Setting goals to avoid toddler soccer

  • When everyone chases the same metric, they trip on each other — toddler soccer.
  • Detangle the customer journey and assign each team a distinct metric that ladders into the company outcome.
  • Goal on input metrics (visits, conversion, reorder rate) rather than the output alone.
  • Each metric must be genuinely connected to customer impact, not invented to make a team feel good.
  • Healthy tension between teams is normal and desirable — different incentives mean different information.
  • Acknowledge tension explicitly: "Of course we disagree — you have information I don't."
  • Align on the shared outcome; let the disagreement be about the best path to it.

Senior leadership realities

  • As you get more senior, problems only reach you if they're unsolvable at lower levels.
  • Your visible decisions are therefore always suboptimal — choosing the least-bad option.
  • Early ICs watching senior people make "bad" decisions are seeing this dynamic, not incompetence.
  • No org structure is optimal; every design trades off something else.
  • The right response is to name the trade-offs, stay consistent with principles, and keep improving.

Being a woman in tech

  • Women receive more personal, style-based feedback than substantive role feedback — often contradictory ("be more directive / less directive").
  • Evaluate each piece of feedback: act on it exactly, find the theme and act differently, or acknowledge the trade-off and hold your ground.
  • The advice to "find a mentor" can feel like another burden rather than a resource.
  • Ami's reframe of critical feedback: expand your tools rather than shrink yourself.
    • Not "be less" — add new keys to unlock more kinds of doors.
  • Advice to women starting out: don't dampen your strengths, just keep adding to them.

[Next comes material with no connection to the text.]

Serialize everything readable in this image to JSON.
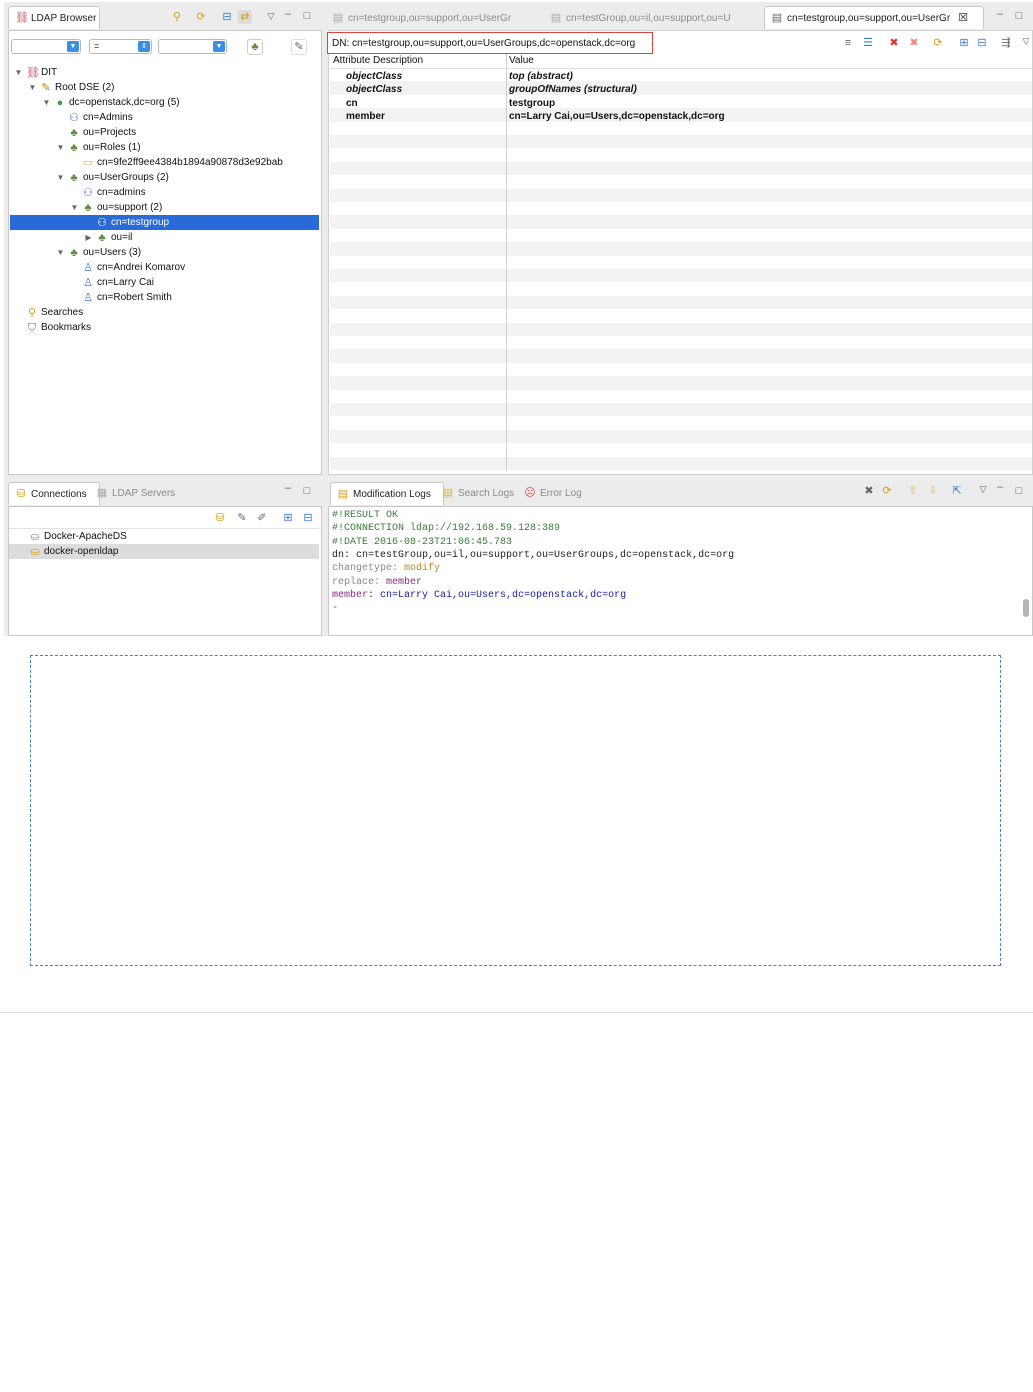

Joining Faire and working with a founder-CEO

  • Chose Faire because of personal connection to wholesale and independent retail, and trust in the people.
  • Onboarding move: write a themes document from early 1:1s, and a parallel "hot takes" document of provocative potential changes — once per quarter in year one.
  • Max (CEO) engaging seriously with those documents built trust and a complementary relationship.
  • Founders hiring a CPO often need a builder, not a strategist — confirm what you actually need before the seniority level.
  • For CPOs evaluating a role: spend a full day with the CEO; test how they think and whether you have room to contribute.

Staying close to the customer

  • The best shortcut in product: think about the customer, talk to the customer, be their advocate.
  • Customer value and company value diverge only in the short term — on a long enough horizon they converge.
  • As org complexity grows, the distance from the customer is the first thing to protect against.